With only a one-day window of opportunity to shop and review the new store before the deadline of this article, my visit was rather disappointing. If you mentally divide the store, with about two thirds consisting of a Discount Store and the balance as a supermarket you have, with minor exceptions, a traditional Wal-Mart and an equally traditional supermarket—basically, the same old. The only major difference is the existence of a Nail Salon as well as that of a Subway franchise (that I never even noticed).
Although the exterior landscaping of the store is attractive, from a design, color, and layout standpoint, both the exterior and interior are uninspiring to say the least. The Discount Store section is little different from the 1993 built store it replaced. The Supercenter environment is equally unexciting. Typical of Wal-Mart, the entire store is practically colorless with traditional (cheap looking) fixtures and displays. The focus of the store is the electronics section with a large display of flat screen TV sets. Perhaps, this lackluster design policy helps keep prices low, yet I suspect that the new Target store will take a totally different approach, since that company prides itself in its innovative approach to design.
I must admit that a walk thru of the grocery section did seem to justify the claim that prices were somewhat lower than, say a Publix. In addition, some sections of Wal-Mart (cheeses and some bakery items) provided a broader assortment than Publix. On the other hand, there was a paucity of prepared foods. While Publix has a good assortment (and very good quality) of early fruit like peaches and nectarines, Wal-Mart had only a few boxes of very hard (probably frozen) peaches.

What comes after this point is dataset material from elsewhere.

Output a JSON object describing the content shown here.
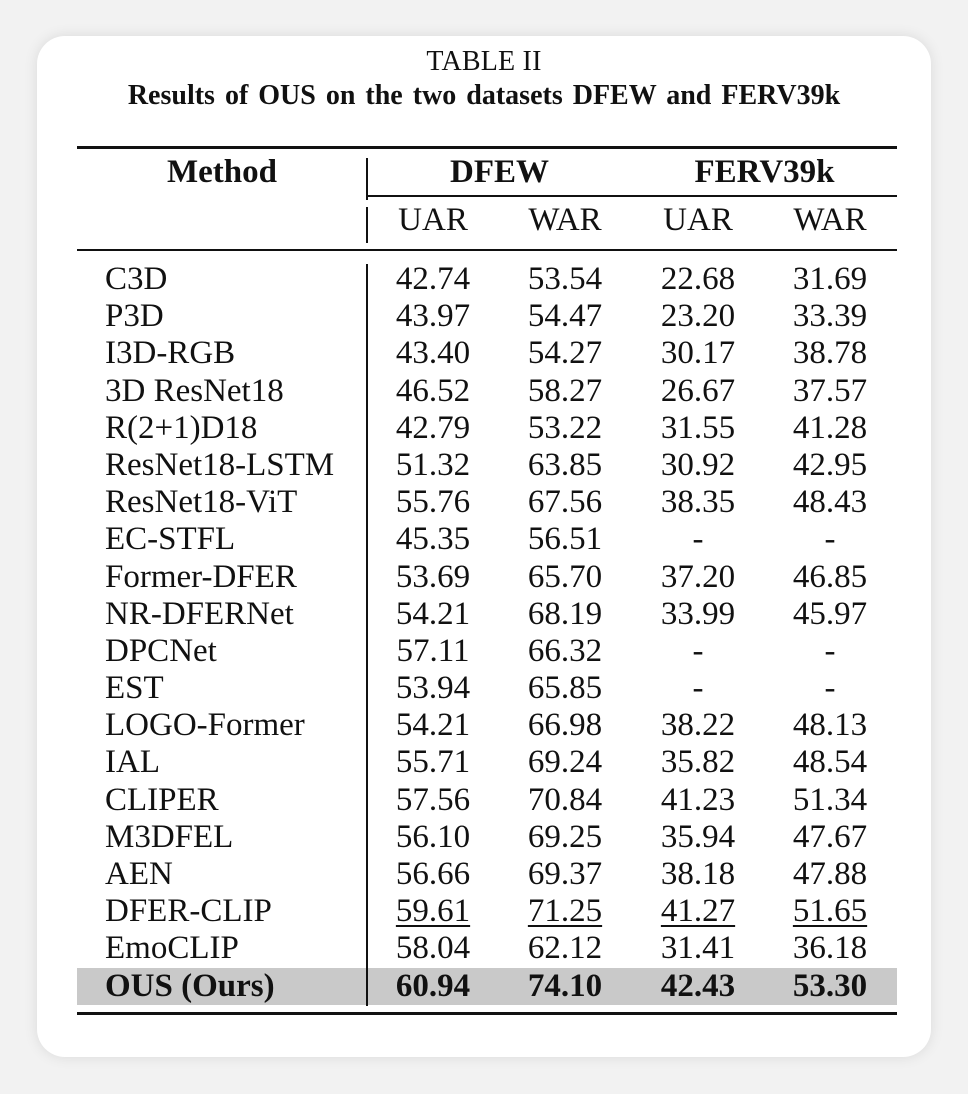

Wal-Mart prides itself as always providing low prices. Don’t count on it. I brought with me a prescription for a generic drug, one that I had called Costco beforehand for price. The Wal-Mart clerk checked and said that they were out of stock, but the price was about $21. I’ll end up filling that prescription at Costco for $8.42.
What I term the Battle of the Titans between Wal-Mart and Target is probably more similar to the battle between Goliath and David since Wal-mart is so much larger. When Target opens in a few months, the battle will commence, and I’ll report on my observations then. However, I strongly suspect that for Boca Pointers, the winner will be Target.